Government should identify the most efficient responses and communicate them to the public and allow reasonable and genuinely held opinions to flourish. “Government has to engage the public in dialogue,” he said.

Govt cracking down on Facebook hate-mongering – BDP

The following is a statement by Kagelelo Banks Kentse, a national executive committee member of the Botswana Democratic Party and the party’s spokesperson. Kentse was asked to comment on allegations that the government is using the Covid-19 crisis to repress journalists, critics and oppositionists, and to further centralise power.

It needs to be understood that the offences for which alleged perpetrators of Facebook hate-mongering are charged are transgressions against the Cyber Crime Act and the Penal Code. Thus, perpetrators would ordinarily be charged without the need for the declaration of a State of Public Emergency.

Their prosecution is unrelated to the State of Public Emergency and similar in fashion to a rapist who goes on rampage during the emergency. They may not be left unrestrained.

The need of a State of Public Emergency Government derives legitimacy from the Constitution and is bestowed custody of the Constitution on behalf of [Botswana’s] people.

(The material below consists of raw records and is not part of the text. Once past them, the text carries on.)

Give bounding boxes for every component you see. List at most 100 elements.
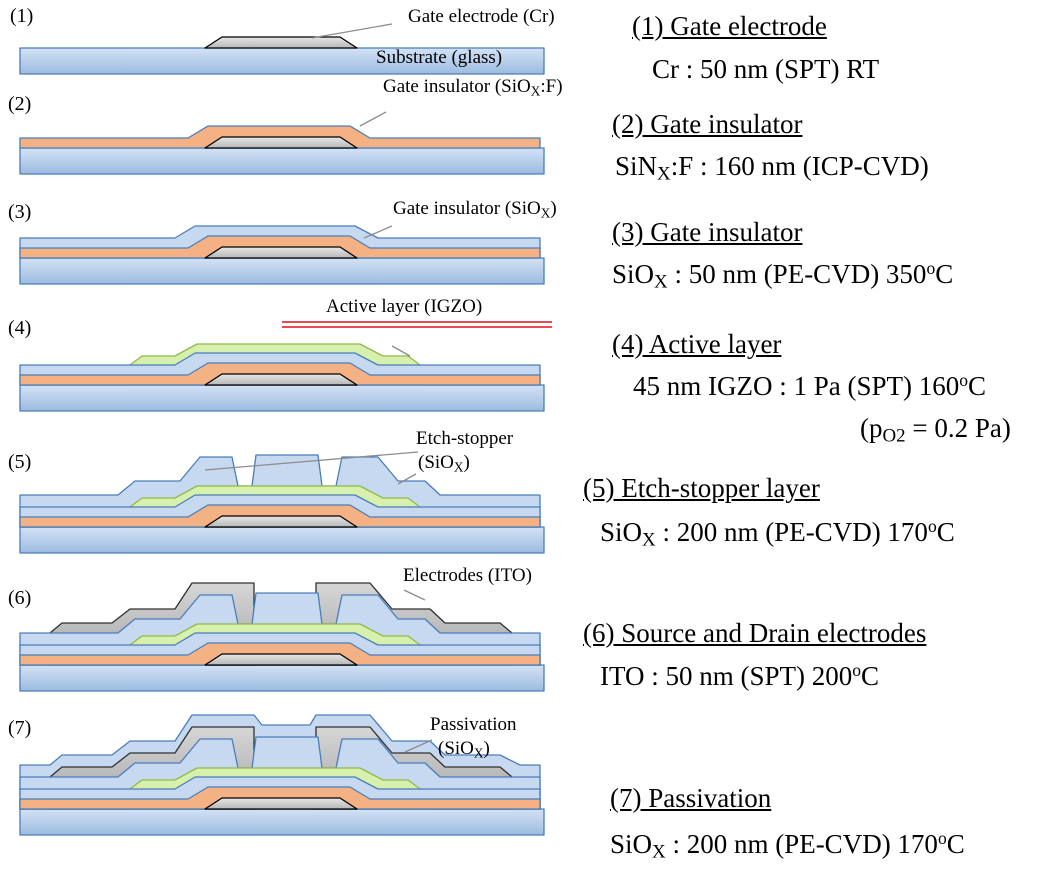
substrate xyxy=(19,147,545,175)
substrate xyxy=(19,384,545,412)
text-run: :F : 160 nm (ICP-CVD) xyxy=(670,151,929,181)
layer-label: Gate electrode (Cr) xyxy=(408,6,555,29)
text-run: (1) Gate electrode xyxy=(632,11,827,41)
gate-electrode xyxy=(204,515,358,528)
leader xyxy=(311,23,393,39)
step-heading: (5) Etch-stopper layer xyxy=(583,472,820,504)
step-number: (3) xyxy=(8,201,32,223)
gate-electrode xyxy=(204,246,358,259)
text-run: Electrodes (ITO) xyxy=(403,565,532,586)
step-detail: SiOX : 50 nm (PE-CVD) 350oC xyxy=(612,258,953,294)
gate-electrode xyxy=(204,373,358,386)
step-detail: Cr : 50 nm (SPT) RT xyxy=(652,53,879,85)
text-run: o xyxy=(926,258,936,279)
step-detail: 45 nm IGZO : 1 Pa (SPT) 160oC xyxy=(633,370,986,402)
text-run: Substrate (glass) xyxy=(376,47,503,68)
substrate xyxy=(19,808,545,836)
layer-label: Gate insulator (SiOX:F) xyxy=(383,76,563,99)
substrate xyxy=(19,664,545,692)
step-heading: (1) Gate electrode xyxy=(632,10,827,42)
step-heading: (4) Active layer xyxy=(612,328,781,360)
leader xyxy=(391,345,411,357)
text-run: X xyxy=(453,459,464,475)
text-run: 45 nm IGZO : 1 Pa (SPT) 160 xyxy=(633,371,960,401)
text-run: :F) xyxy=(540,76,563,97)
leader xyxy=(403,589,426,601)
text-run: C xyxy=(861,661,880,691)
text-run: ) xyxy=(483,738,490,759)
cross-sections xyxy=(19,36,545,836)
layer-label: Etch-stopper xyxy=(416,428,513,451)
step-number: (6) xyxy=(8,587,32,609)
layer-label: Substrate (glass) xyxy=(376,47,502,70)
step-number: (4) xyxy=(8,317,32,339)
text-run: (SiO xyxy=(438,738,474,759)
leader-lines xyxy=(204,23,433,753)
text-run: (2) Gate insulator xyxy=(612,109,803,139)
text-run: Etch-stopper xyxy=(416,428,514,449)
text-run: (5) Etch-stopper layer xyxy=(583,473,820,503)
text-run: Gate insulator (SiO xyxy=(383,76,531,97)
text-run: : 50 nm (PE-CVD) 350 xyxy=(667,259,927,289)
step-heading: (7) Passivation xyxy=(610,782,771,814)
text-run: X xyxy=(540,205,551,221)
leader xyxy=(359,111,387,127)
text-run: o xyxy=(852,660,862,681)
step-number: (1) xyxy=(10,5,34,27)
text-run: X xyxy=(473,745,484,761)
gate-electrode xyxy=(204,653,358,666)
text-run: (6) Source and Drain electrodes xyxy=(583,618,927,648)
text-run: X xyxy=(654,271,668,293)
layer-label: Gate insulator (SiOX) xyxy=(393,198,557,221)
text-run: o xyxy=(937,828,947,849)
layer-label: Electrodes (ITO) xyxy=(403,565,532,588)
text-run: SiO xyxy=(612,259,655,289)
step-number: (5) xyxy=(8,451,32,473)
text-run: (4) Active layer xyxy=(612,329,782,359)
step-number: (2) xyxy=(8,93,32,115)
text-run: SiN xyxy=(615,151,658,181)
text-run: X xyxy=(652,841,666,863)
substrate xyxy=(19,257,545,285)
text-run: C xyxy=(935,259,954,289)
layer-label: (SiOX) xyxy=(438,738,490,761)
layer-label: Active layer (IGZO) xyxy=(326,296,482,319)
text-run: : 200 nm (PE-CVD) 170 xyxy=(665,829,938,859)
text-run: X xyxy=(642,529,656,551)
step-detail: SiOX : 200 nm (PE-CVD) 170oC xyxy=(600,516,955,552)
leader xyxy=(397,473,417,485)
text-run: : 200 nm (PE-CVD) 170 xyxy=(655,517,928,547)
text-run: SiO xyxy=(600,517,643,547)
text-run: C xyxy=(946,829,965,859)
layer-label: Passivation xyxy=(430,714,517,737)
substrate xyxy=(19,526,545,554)
step-heading: (6) Source and Drain electrodes xyxy=(583,617,926,649)
text-run: C xyxy=(968,371,987,401)
leader xyxy=(363,225,393,239)
double-underline xyxy=(282,321,552,328)
text-run: Gate electrode (Cr) xyxy=(408,6,555,27)
step-heading: (2) Gate insulator xyxy=(612,108,802,140)
gate-electrode xyxy=(204,136,358,149)
text-run: (3) Gate insulator xyxy=(612,217,803,247)
text-run: (SiO xyxy=(418,452,454,473)
step-detail: SiOX : 200 nm (PE-CVD) 170oC xyxy=(610,828,965,864)
text-run: Active layer (IGZO) xyxy=(326,296,483,317)
step-number: (7) xyxy=(8,717,32,739)
text-run: Passivation xyxy=(430,714,517,735)
step-detail: ITO : 50 nm (SPT) 200oC xyxy=(600,660,879,692)
text-run: SiO xyxy=(610,829,653,859)
text-run: X xyxy=(657,163,671,185)
layer-label: (SiOX) xyxy=(418,452,470,475)
step-detail: (pO2 = 0.2 Pa) xyxy=(860,412,1011,448)
text-run: = 0.2 Pa) xyxy=(905,413,1011,443)
gate-electrode xyxy=(204,36,358,49)
substrate xyxy=(19,47,545,75)
text-run: O2 xyxy=(882,425,906,447)
leader xyxy=(404,739,433,753)
text-run: Cr : 50 nm (SPT) RT xyxy=(652,54,880,84)
text-run: (7) Passivation xyxy=(610,783,772,813)
text-run: o xyxy=(927,516,937,537)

The same Constitution has entrenched in its Bill of Rights personal liberties such as the right to religion, right of assembly and freedom of movement. In the fight against a pandemic like Covid-19 it becomes necessary to curtail some of these rights to prevent spread of the virus.

It therefore becomes imperative to invoke the necessary constitutional provisions to derogate the liberties enshrined in the Constitution. In Botswana, such provision is found under the State of Public Emergency powers bestowed on the President.

With the powers and regulations of the State of Emergency, and in the case of Covid-19, the President is able to suspend religious and social gatherings, suspend commercial activities and direct procurement of necessary equipment and services at a rate consonant with the fight against the pandemic.

It is necessary to point out that while the Director of Health is bestowed with powers under the Public Health Act, such powers are prescribed for when it may not be practicable for the President to invoke the powers of the Constitution.

The director’s powers are, therefore, temporary and subjugate to the authority of the President and the Constitution. They may, therefore, be applied temporarily in the planning or initial response period when the President gets   briefing to develop a comprehensive response to a pandemic.

The director’s powers are also limited to specific areas within the country and may not be sufficient to combat the virulent spread of Covid-19 across the country, let alone control international travel.

Also, the Public Health Act is indisposed to commerce, and may not order a shutdown of commercial activity as is necessary in the fight against Covid-19.